Nie jednak wokół Dragicia kręci się tegoroczne offseason Raptors. Po ponad roku przerwy wrócą oni na swoją halę w Kanadzie (w poprzednim sezonie grali w Tampie na Florydzie) i także sportowo wiązać będzie się to z nowym otwarcie. W zespole jest teraz wielu młodych zawodników, z których duża część, można powiedzieć… Pasuje do siebie profilem koszykarskim. OG Anunoby, Scottie Barnes, Yuta Watanabe, Precious Achiuwa, Isaac Bonga – to wszystko są duzi, silni obrońcy. Nie będzie zaskoczeniem, jeśli Raptors w przyszłym sezonie będą sprawcami największej liczby meczów, w których nie przekroczona zostanie bariera 200 punktów. Oczywiście zaglądajcie na bieżąco do naszej zakładki z typami na mecze, będzie ciekawie.
To, że Nick Nurse będzie w stanie dobrze defensywnie poustawiać ten zastęp młodych, silnych zawodników, nie ulega chyba wątpliwości. Szkoda, że nie dodano wielu zawodników, którzy mogliby stanowić wzmocnienie ofensywne, a zwłaszcza zagrożenie zza łuku. Takim zawodnikiem jest dodany ostatnio Svi Mykhailiuk, ale na tym się kończy. Razem z Fredem VanVleetem i Gary Trentem Jr. będzie musiał on stanowić o sile rażenia na obwodzie. Większy kłopot strzelecki będzie na pozycjach 3-5. O ile OG Anunoby regularnie poprawia swój rzut i w ostatnim sezonie trafiał już prawie 40%, o tyle Barnes, Bonga, czy nawet Siakam, nie gwarantują stabilnej formy rzutowej.

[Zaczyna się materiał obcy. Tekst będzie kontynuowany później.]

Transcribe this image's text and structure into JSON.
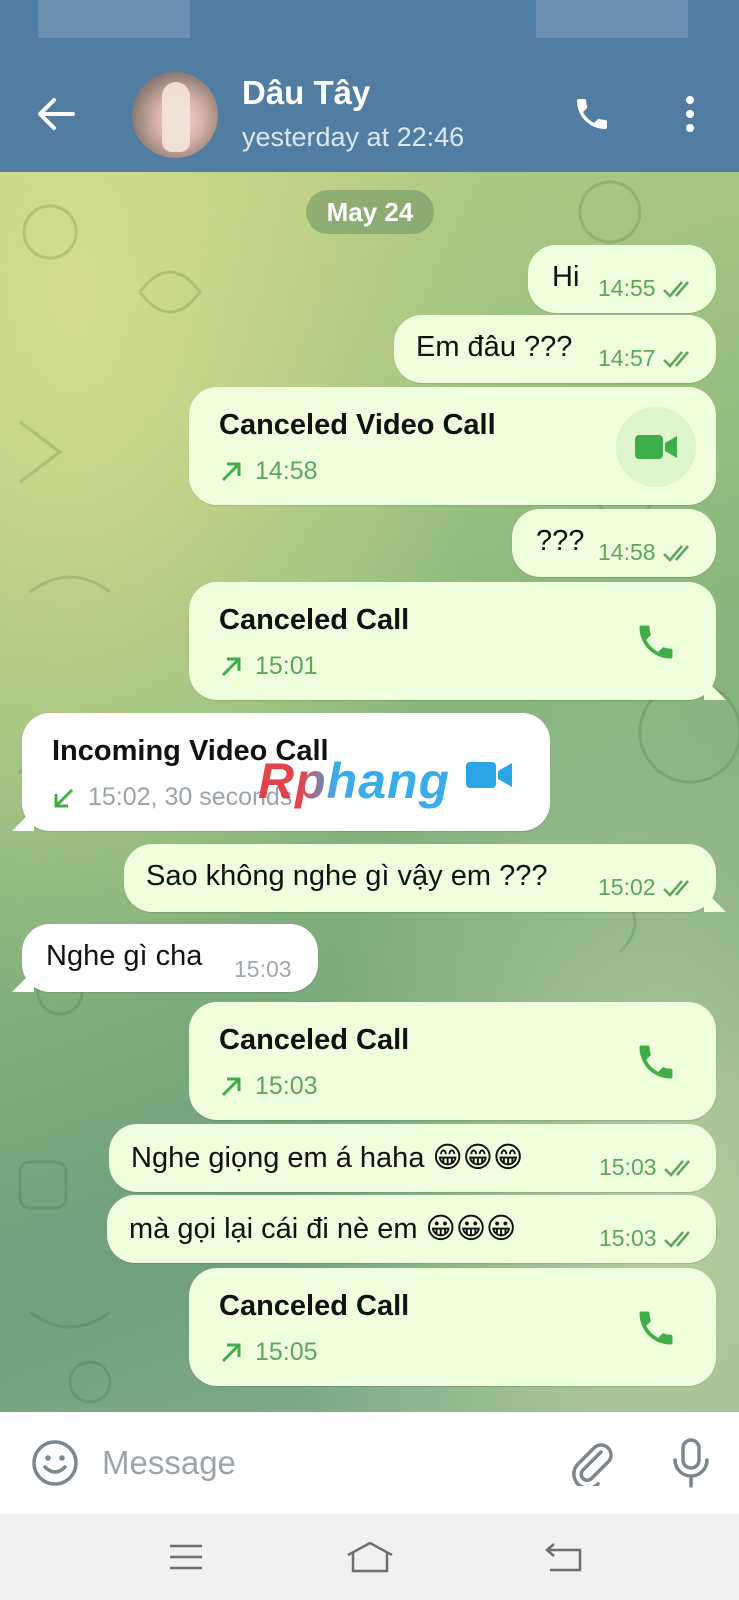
{
  "header": {
    "contact_name": "Dâu Tây",
    "last_seen": "yesterday at 22:46",
    "back_icon": "arrow-back-icon",
    "call_icon": "phone-icon",
    "more_icon": "more-vertical-icon",
    "color": "#527da3"
  },
  "chat": {
    "date": "May 24",
    "messages": [
      {
        "type": "text",
        "dir": "out",
        "text": "Hi",
        "time": "14:55",
        "read": true
      },
      {
        "type": "text",
        "dir": "out",
        "text": "Em đâu ???",
        "time": "14:57",
        "read": true
      },
      {
        "type": "call",
        "dir": "out",
        "title": "Canceled Video Call",
        "time": "14:58",
        "call_kind": "video"
      },
      {
        "type": "text",
        "dir": "out",
        "text": "???",
        "time": "14:58",
        "read": true
      },
      {
        "type": "call",
        "dir": "out",
        "title": "Canceled Call",
        "time": "15:01",
        "call_kind": "voice"
      },
      {
        "type": "call",
        "dir": "in",
        "title": "Incoming Video Call",
        "time": "15:02, 30 seconds",
        "call_kind": "video"
      },
      {
        "type": "text",
        "dir": "out",
        "text": "Sao không nghe gì vậy em ???",
        "time": "15:02",
        "read": true
      },
      {
        "type": "text",
        "dir": "in",
        "text": "Nghe gì cha",
        "time": "15:03"
      },
      {
        "type": "call",
        "dir": "out",
        "title": "Canceled Call",
        "time": "15:03",
        "call_kind": "voice"
      },
      {
        "type": "text",
        "dir": "out",
        "text": "Nghe giọng em á haha 😁😁😁",
        "time": "15:03",
        "read": true
      },
      {
        "type": "text",
        "dir": "out",
        "text": "mà gọi lại cái đi nè em 😀😀😀",
        "time": "15:03",
        "read": true
      },
      {
        "type": "call",
        "dir": "out",
        "title": "Canceled Call",
        "time": "15:05",
        "call_kind": "voice"
      }
    ]
  },
  "watermark": "Rphang",
  "composer": {
    "placeholder": "Message",
    "emoji_icon": "smiley-icon",
    "attach_icon": "paperclip-icon",
    "mic_icon": "microphone-icon"
  },
  "navigation": {
    "recent_icon": "menu-lines-icon",
    "home_icon": "home-icon",
    "back_icon": "back-icon"
  },
  "colors": {
    "outgoing_bubble": "#effedd",
    "incoming_bubble": "#ffffff",
    "accent_green": "#5fa55a"
  }
}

Do zrobienia: O ile skład jest ciekawy, młody i dość ekscytujący, to brakuje mu zbilansowania. Na skrzydłach i pod koszem jest sporo siły, dynamiki i defensywnego zacięcia, ale brakuje ofensywnych opcji. Na obwodzie z kolei mamy sytuację zupełnie odwrotną – nie trzeba chyba martwić się o to, czy duet VanVleet-Trent Jr. będą w stanie zdobywać punkty – można mieć jednak wątpliwości, czy duet ten zapewni sensowną obronę. Warto byłoby więc trochę zamieszać w proporcjach – być może uda się jeszcze pozyskać przydatnych zadaniowców przy ewentualnym oddaniu Gorana Dragicia. Może jednak wcale nie jest to tak ważne, a celem klubu z Kanady będzie głównie ogrywanie ze sobą młodych graczy.
Ocena: 3+
To nie był offseason, w którym Raptors szukali wzmocnień na powrót do Playoffów. Szukali jak najlepszej opcji na oddanie Kyle’a Lowry’ego i sposobów na odmłodzenie składu – uczynienie go bardziej przyszłościowym. Transfer Lowry’ego dało się pewnie rozegrać lepiej – zwłaszcza, że pozyskany w zamian Dragic nie chce grać w Kanadzie. Co do zasady jednak, mamy teraz w Raptors młody skład, który ma szansę się rozwinąć. Choć nie idealnie, to jednak zadanie zostało wykonane.